En cette année 2014, on commémore le centenaire du début de la première guerre mondiale : la « der des der ». Après l’ouverture du musée dédié à Meaux (77), le lancement de la base de données Europeana 14-18, la programmation culturelle de l’année rappellera donc les événements. Et les éditeurs accordent également leur programme, proposant des titres sur le sujet. On commence donc avec le nouveau roman de John Boyne – déjà remarqué avec Le Garçon en pyjama rayé – édité chez Gallimard Jeunesse : Mon Père est parti à la guerre, qui s’intéresse aux conséquences de la guerre, vues par un jeune enfant.
28 juillet 1914. Alfie fête ses 5 ans. C’est une date importante. Surtout parce que la guerre commence. Mais Alfie est confiant : Georgie, son père, lui a juré qu’il ne s’engagerait pas.
Avant de rompre sa promesse dès le lendemain matin.
1918. Alfie n’a toujours aucune nouvelle de son père, et ignore où il peut bien se trouver. En mission secrète, comme le prétend sa mère ? Ou, plus sûrement, mort quelque part sur un champ de bataille anonyme ? Alfie n’a qu’une idée en tête : retrouver son père. À neuf ans, c’est un enfant extrêmement débrouillard et opiniâtre.
Sa mère, pour pouvoir joindre les deux bouts, a pris un poste d’infirmière à l’hôpital, laissant Alfie seul la plupart du temps. Il en profite donc pour se transformer en jeune et besogneux cireur de chaussures à King’s Cross. Là, il voit passer toute la foule de l’arrière : soldats blessés rapatriés, hommes d’affaire, autres jeunes débrouillards… et il prend également la température de l’époque : objecteurs de conscience, tollés contre les hommes en âge d’être au front et ne portant pas l’uniforme, réclamations et récriminations d’un peuple qui n’en peut plus. Tel un leitmotiv, la phrase « La guerre sera finie à Noël » hante les pages. Toute la question étant de savoir de quel Noël on parle, ce que font justement remarquer les personnages…

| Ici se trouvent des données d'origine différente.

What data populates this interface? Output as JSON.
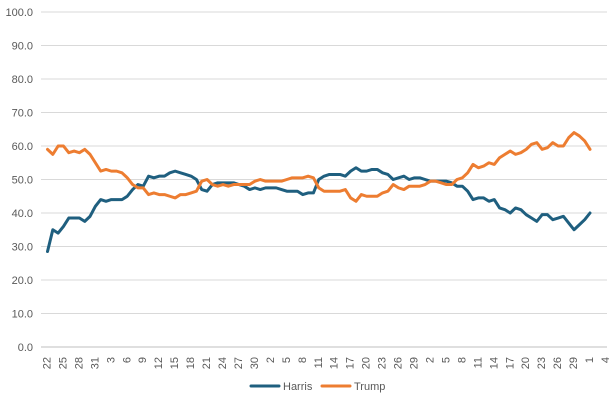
{
  "chart_data": {
    "type": "line",
    "title": "",
    "xlabel": "",
    "ylabel": "",
    "ylim": [
      0,
      100
    ],
    "ytick_step": 10,
    "ytick_labels": [
      "0.0",
      "10.0",
      "20.0",
      "30.0",
      "40.0",
      "50.0",
      "60.0",
      "70.0",
      "80.0",
      "90.0",
      "100.0"
    ],
    "grid": "horizontal",
    "legend": "bottom-center",
    "x_tick_labels": [
      "22",
      "25",
      "28",
      "31",
      "3",
      "6",
      "9",
      "12",
      "15",
      "18",
      "21",
      "24",
      "27",
      "30",
      "2",
      "5",
      "8",
      "11",
      "14",
      "17",
      "20",
      "23",
      "26",
      "29",
      "2",
      "5",
      "8",
      "11",
      "14",
      "17",
      "20",
      "23",
      "26",
      "29",
      "1",
      "4"
    ],
    "series": [
      {
        "name": "Harris",
        "color": "#1f5f7f",
        "values": [
          28.5,
          35,
          34,
          36,
          38.5,
          38.5,
          38.5,
          37.5,
          39,
          42,
          44,
          43.5,
          44,
          44,
          44,
          45,
          47,
          48.5,
          48,
          51,
          50.5,
          51,
          51,
          52,
          52.5,
          52,
          51.5,
          51,
          50,
          47,
          46.5,
          48.5,
          49,
          49,
          49,
          49,
          48.5,
          48,
          47,
          47.5,
          47,
          47.5,
          47.5,
          47.5,
          47,
          46.5,
          46.5,
          46.5,
          45.5,
          46,
          46,
          50,
          51,
          51.5,
          51.5,
          51.5,
          51,
          52.5,
          53.5,
          52.5,
          52.5,
          53,
          53,
          52,
          51.5,
          50,
          50.5,
          51,
          50,
          50.5,
          50.5,
          50,
          49.5,
          49.5,
          49.5,
          49.5,
          49,
          48,
          48,
          46.5,
          44,
          44.5,
          44.5,
          43.5,
          44,
          41.5,
          41,
          40,
          41.5,
          41,
          39.5,
          38.5,
          37.5,
          39.5,
          39.5,
          38,
          38.5,
          39,
          37,
          35,
          36.5,
          38,
          40
        ]
      },
      {
        "name": "Trump",
        "color": "#ed7d31",
        "values": [
          59,
          57.5,
          60,
          60,
          58,
          58.5,
          58,
          59,
          57.5,
          55,
          52.5,
          53,
          52.5,
          52.5,
          52,
          50.5,
          48.5,
          47.5,
          47.5,
          45.5,
          46,
          45.5,
          45.5,
          45,
          44.5,
          45.5,
          45.5,
          46,
          46.5,
          49.5,
          50,
          48.5,
          48,
          48.5,
          48,
          48.5,
          48.5,
          48.5,
          48.5,
          49.5,
          50,
          49.5,
          49.5,
          49.5,
          49.5,
          50,
          50.5,
          50.5,
          50.5,
          51,
          50.5,
          47.5,
          46.5,
          46.5,
          46.5,
          46.5,
          47,
          44.5,
          43.5,
          45.5,
          45,
          45,
          45,
          46,
          46.5,
          48.5,
          47.5,
          47,
          48,
          48,
          48,
          48.5,
          49.5,
          49.5,
          49,
          48.5,
          48.5,
          50,
          50.5,
          52,
          54.5,
          53.5,
          54,
          55,
          54.5,
          56.5,
          57.5,
          58.5,
          57.5,
          58,
          59,
          60.5,
          61,
          59,
          59.5,
          61,
          60,
          60,
          62.5,
          64,
          63,
          61.5,
          59
        ]
      }
    ]
  }
}
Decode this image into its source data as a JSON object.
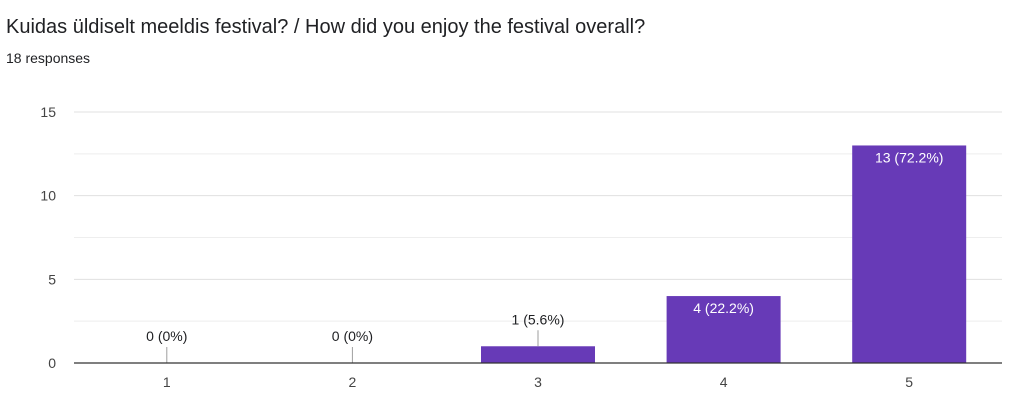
{
  "question": {
    "title": "Kuidas üldiselt meeldis festival? / How did you enjoy the festival overall?",
    "responses": "18 responses"
  },
  "chart_data": {
    "type": "bar",
    "categories": [
      "1",
      "2",
      "3",
      "4",
      "5"
    ],
    "values": [
      0,
      0,
      1,
      4,
      13
    ],
    "data_labels": [
      "0 (0%)",
      "0 (0%)",
      "1 (5.6%)",
      "4 (22.2%)",
      "13 (72.2%)"
    ],
    "yticks": [
      0,
      5,
      10,
      15
    ],
    "ylim": [
      0,
      15
    ],
    "grid": true,
    "bar_color": "#673ab7",
    "title": "Kuidas üldiselt meeldis festival? / How did you enjoy the festival overall?",
    "xlabel": "",
    "ylabel": ""
  }
}
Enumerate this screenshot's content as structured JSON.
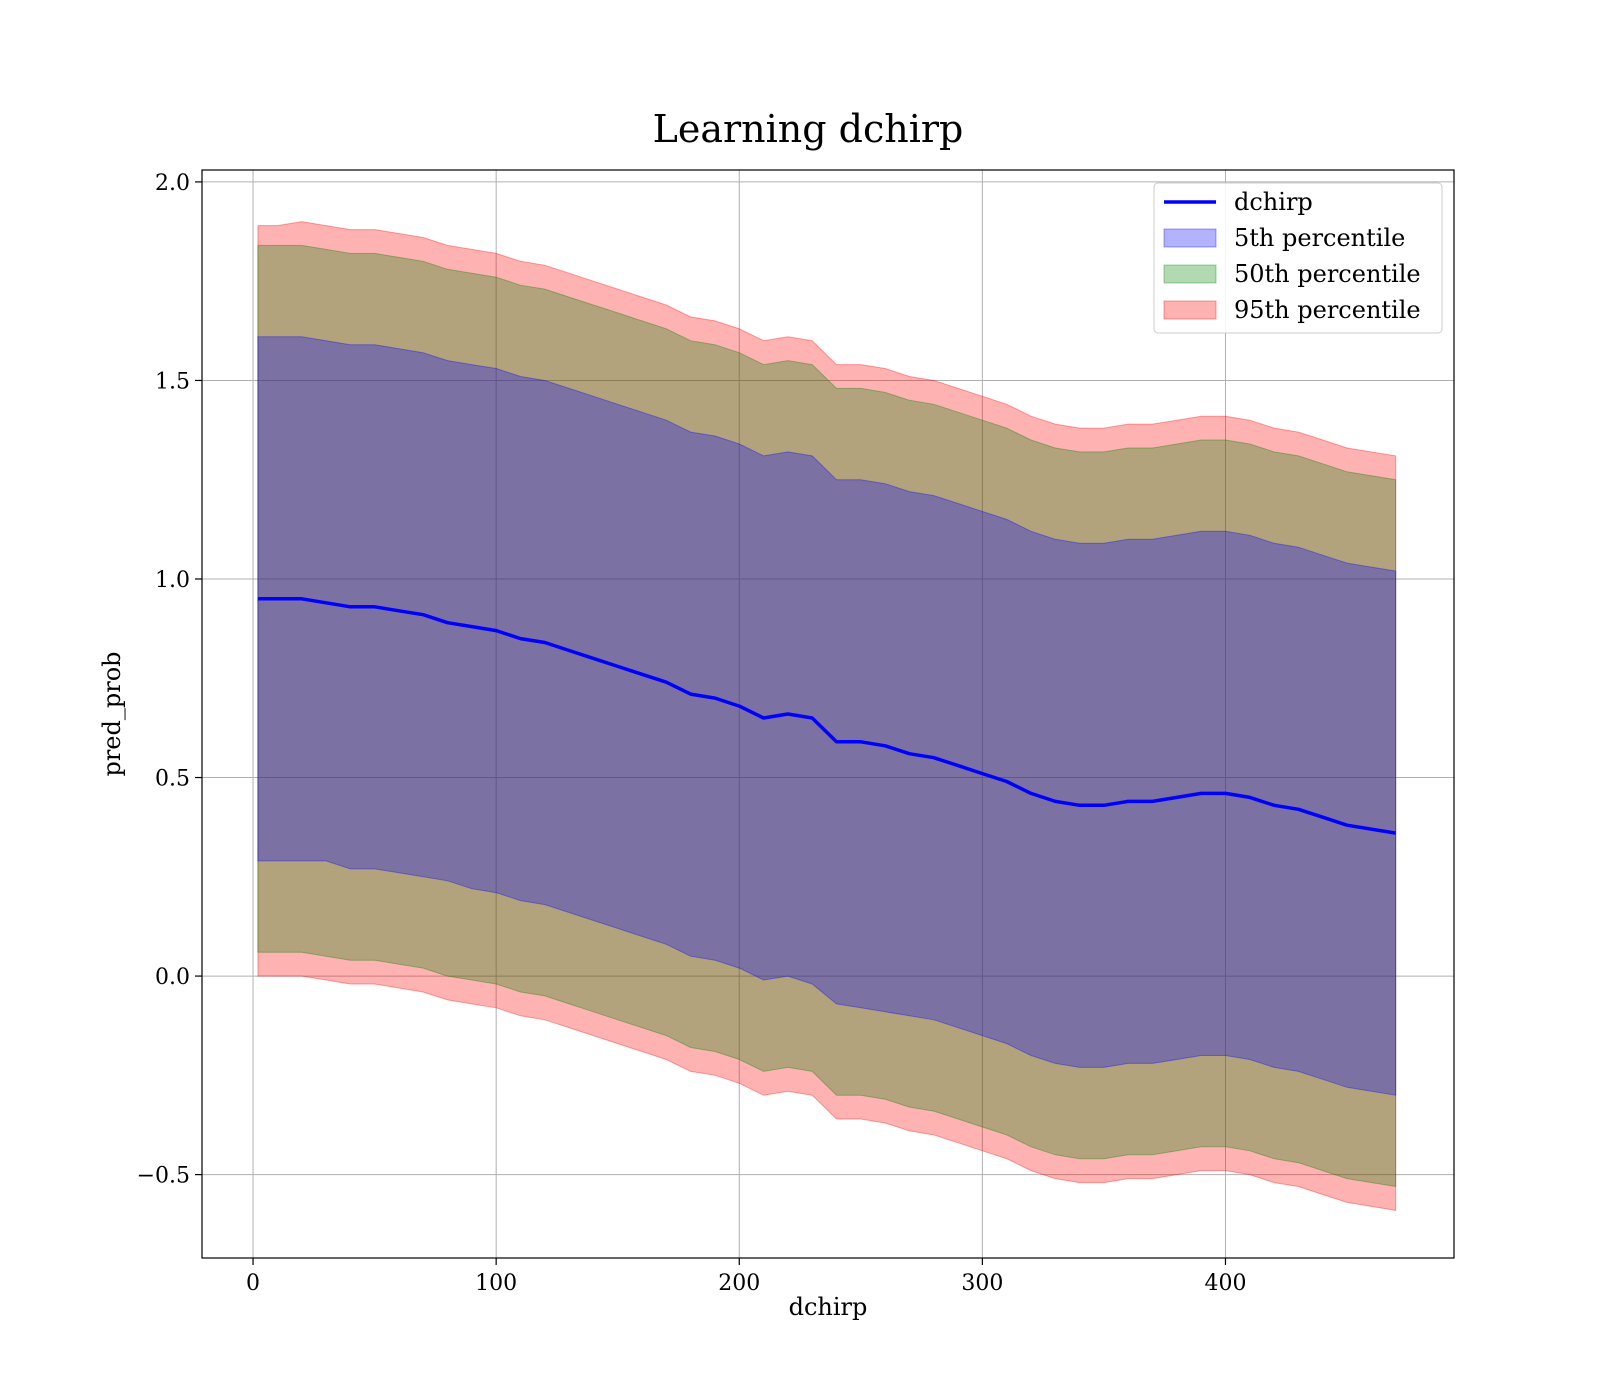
{
  "chart_data": {
    "type": "area",
    "title": "Learning dchirp",
    "xlabel": "dchirp",
    "ylabel": "pred_prob",
    "xlim": [
      -21,
      494
    ],
    "ylim": [
      -0.71,
      2.03
    ],
    "xticks": [
      0,
      100,
      200,
      300,
      400
    ],
    "xtick_labels": [
      "0",
      "100",
      "200",
      "300",
      "400"
    ],
    "yticks": [
      -0.5,
      0.0,
      0.5,
      1.0,
      1.5,
      2.0
    ],
    "ytick_labels": [
      "−0.5",
      "0.0",
      "0.5",
      "1.0",
      "1.5",
      "2.0"
    ],
    "grid": true,
    "legend_position": "top-right",
    "x": [
      2,
      10,
      20,
      30,
      40,
      50,
      60,
      70,
      80,
      90,
      100,
      110,
      120,
      130,
      140,
      150,
      160,
      170,
      180,
      190,
      200,
      210,
      220,
      230,
      240,
      250,
      260,
      270,
      280,
      290,
      300,
      310,
      320,
      330,
      340,
      350,
      360,
      370,
      380,
      390,
      400,
      410,
      420,
      430,
      440,
      450,
      470
    ],
    "series": [
      {
        "name": "dchirp",
        "kind": "line",
        "color": "#0000ff",
        "values": [
          0.95,
          0.95,
          0.95,
          0.94,
          0.93,
          0.93,
          0.92,
          0.91,
          0.89,
          0.88,
          0.87,
          0.85,
          0.84,
          0.82,
          0.8,
          0.78,
          0.76,
          0.74,
          0.71,
          0.7,
          0.68,
          0.65,
          0.66,
          0.65,
          0.59,
          0.59,
          0.58,
          0.56,
          0.55,
          0.53,
          0.51,
          0.49,
          0.46,
          0.44,
          0.43,
          0.43,
          0.44,
          0.44,
          0.45,
          0.46,
          0.46,
          0.45,
          0.43,
          0.42,
          0.4,
          0.38,
          0.36
        ]
      },
      {
        "name": "5th percentile",
        "kind": "band",
        "color": "#0000ff",
        "lower": [
          0.29,
          0.29,
          0.29,
          0.29,
          0.27,
          0.27,
          0.26,
          0.25,
          0.24,
          0.22,
          0.21,
          0.19,
          0.18,
          0.16,
          0.14,
          0.12,
          0.1,
          0.08,
          0.05,
          0.04,
          0.02,
          -0.01,
          0.0,
          -0.02,
          -0.07,
          -0.08,
          -0.09,
          -0.1,
          -0.11,
          -0.13,
          -0.15,
          -0.17,
          -0.2,
          -0.22,
          -0.23,
          -0.23,
          -0.22,
          -0.22,
          -0.21,
          -0.2,
          -0.2,
          -0.21,
          -0.23,
          -0.24,
          -0.26,
          -0.28,
          -0.3
        ],
        "upper": [
          1.61,
          1.61,
          1.61,
          1.6,
          1.59,
          1.59,
          1.58,
          1.57,
          1.55,
          1.54,
          1.53,
          1.51,
          1.5,
          1.48,
          1.46,
          1.44,
          1.42,
          1.4,
          1.37,
          1.36,
          1.34,
          1.31,
          1.32,
          1.31,
          1.25,
          1.25,
          1.24,
          1.22,
          1.21,
          1.19,
          1.17,
          1.15,
          1.12,
          1.1,
          1.09,
          1.09,
          1.1,
          1.1,
          1.11,
          1.12,
          1.12,
          1.11,
          1.09,
          1.08,
          1.06,
          1.04,
          1.02
        ]
      },
      {
        "name": "50th percentile",
        "kind": "band",
        "color": "#008000",
        "lower": [
          0.06,
          0.06,
          0.06,
          0.05,
          0.04,
          0.04,
          0.03,
          0.02,
          0.0,
          -0.01,
          -0.02,
          -0.04,
          -0.05,
          -0.07,
          -0.09,
          -0.11,
          -0.13,
          -0.15,
          -0.18,
          -0.19,
          -0.21,
          -0.24,
          -0.23,
          -0.24,
          -0.3,
          -0.3,
          -0.31,
          -0.33,
          -0.34,
          -0.36,
          -0.38,
          -0.4,
          -0.43,
          -0.45,
          -0.46,
          -0.46,
          -0.45,
          -0.45,
          -0.44,
          -0.43,
          -0.43,
          -0.44,
          -0.46,
          -0.47,
          -0.49,
          -0.51,
          -0.53
        ],
        "upper": [
          1.84,
          1.84,
          1.84,
          1.83,
          1.82,
          1.82,
          1.81,
          1.8,
          1.78,
          1.77,
          1.76,
          1.74,
          1.73,
          1.71,
          1.69,
          1.67,
          1.65,
          1.63,
          1.6,
          1.59,
          1.57,
          1.54,
          1.55,
          1.54,
          1.48,
          1.48,
          1.47,
          1.45,
          1.44,
          1.42,
          1.4,
          1.38,
          1.35,
          1.33,
          1.32,
          1.32,
          1.33,
          1.33,
          1.34,
          1.35,
          1.35,
          1.34,
          1.32,
          1.31,
          1.29,
          1.27,
          1.25
        ]
      },
      {
        "name": "95th percentile",
        "kind": "band",
        "color": "#ff0000",
        "lower": [
          0.0,
          0.0,
          0.0,
          -0.01,
          -0.02,
          -0.02,
          -0.03,
          -0.04,
          -0.06,
          -0.07,
          -0.08,
          -0.1,
          -0.11,
          -0.13,
          -0.15,
          -0.17,
          -0.19,
          -0.21,
          -0.24,
          -0.25,
          -0.27,
          -0.3,
          -0.29,
          -0.3,
          -0.36,
          -0.36,
          -0.37,
          -0.39,
          -0.4,
          -0.42,
          -0.44,
          -0.46,
          -0.49,
          -0.51,
          -0.52,
          -0.52,
          -0.51,
          -0.51,
          -0.5,
          -0.49,
          -0.49,
          -0.5,
          -0.52,
          -0.53,
          -0.55,
          -0.57,
          -0.59
        ],
        "upper": [
          1.89,
          1.89,
          1.9,
          1.89,
          1.88,
          1.88,
          1.87,
          1.86,
          1.84,
          1.83,
          1.82,
          1.8,
          1.79,
          1.77,
          1.75,
          1.73,
          1.71,
          1.69,
          1.66,
          1.65,
          1.63,
          1.6,
          1.61,
          1.6,
          1.54,
          1.54,
          1.53,
          1.51,
          1.5,
          1.48,
          1.46,
          1.44,
          1.41,
          1.39,
          1.38,
          1.38,
          1.39,
          1.39,
          1.4,
          1.41,
          1.41,
          1.4,
          1.38,
          1.37,
          1.35,
          1.33,
          1.31
        ]
      }
    ]
  }
}
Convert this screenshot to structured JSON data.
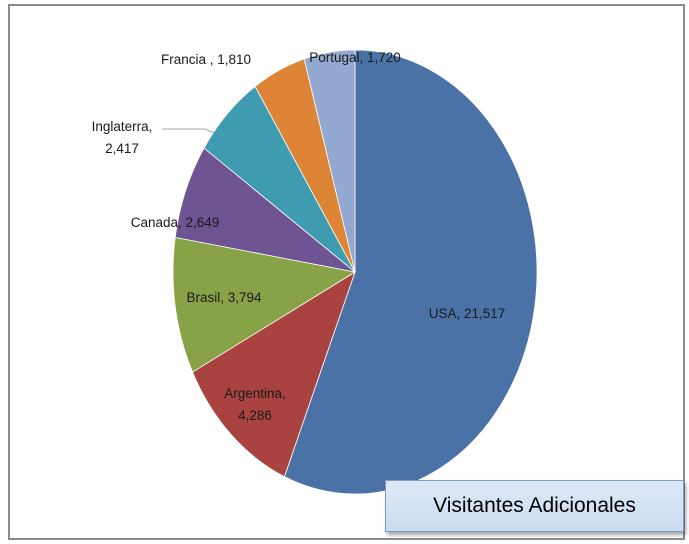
{
  "chart_data": {
    "type": "pie",
    "start": "top",
    "direction": "clockwise",
    "slices": [
      {
        "label": "USA",
        "value": 21517,
        "display": "USA,  21,517",
        "color": "#4a72a6"
      },
      {
        "label": "Argentina",
        "value": 4286,
        "display": "Argentina,\n4,286",
        "color": "#a9433f"
      },
      {
        "label": "Brasil",
        "value": 3794,
        "display": "Brasil,  3,794",
        "color": "#88a347"
      },
      {
        "label": "Canada",
        "value": 2649,
        "display": "Canada,  2,649",
        "color": "#6e5492"
      },
      {
        "label": "Inglaterra",
        "value": 2417,
        "display": "Inglaterra,\n2,417",
        "color": "#3f9bb0"
      },
      {
        "label": "Francia",
        "value": 1810,
        "display": "Francia ,  1,810",
        "color": "#de8436"
      },
      {
        "label": "Portugal",
        "value": 1720,
        "display": "Portugal,  1,720",
        "color": "#93a9d2"
      }
    ]
  },
  "caption": "Visitantes Adicionales"
}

Alfie a beau n’être qu’un jeune enfant, il comprend tout de même assez vite ce qu’il se passe. La guerre, ses conséquences, et l’horreur de la situation sont vues à travers ce regard d’enfant : John Boyne réussit le tour de force de retranscrire événements et ambiance de l’époque sans s’imposer de censure, et sans sombrer dans un style trop enfantin. Le récit est pudique, subtil, et brillamment mené : c’est du grand art. Malgré cela, Alfie reste un petit garçon perdu dans la tourmente d’une guerre : certaines scènes sont chargées d’une émotion palpable.
Mon père est parti à la guerre est donc un excellent roman à inscrire au palmarès de John Boyne : la galerie de personnages est variée, travaillée et judicieusement choisie. Le récit est bien mené, au gré des découvertes et décisions d’Alfie, dont les actions servent à mettre en valeur un sujet largement tabou à l’époque : celui des traumatismes psychiques des soldats. L’auteur livre une réflexion subtile et profonde sur les horreurs de la guerre, sans verser dans la simplicité extrême, le danger du roman jeunesse, et sans apposer de censure aux événements. Le roman s’achève sur une belle note d’espoir, toutefois ternie par la perspective d’une seconde guerre, invisible aux yeux des protagonistes, mais que le lecteur ne peut malheureusement occulter.
Mon père est parti à la guerre, John Boyne. Gallimard jeunesse, 25 avril 2014.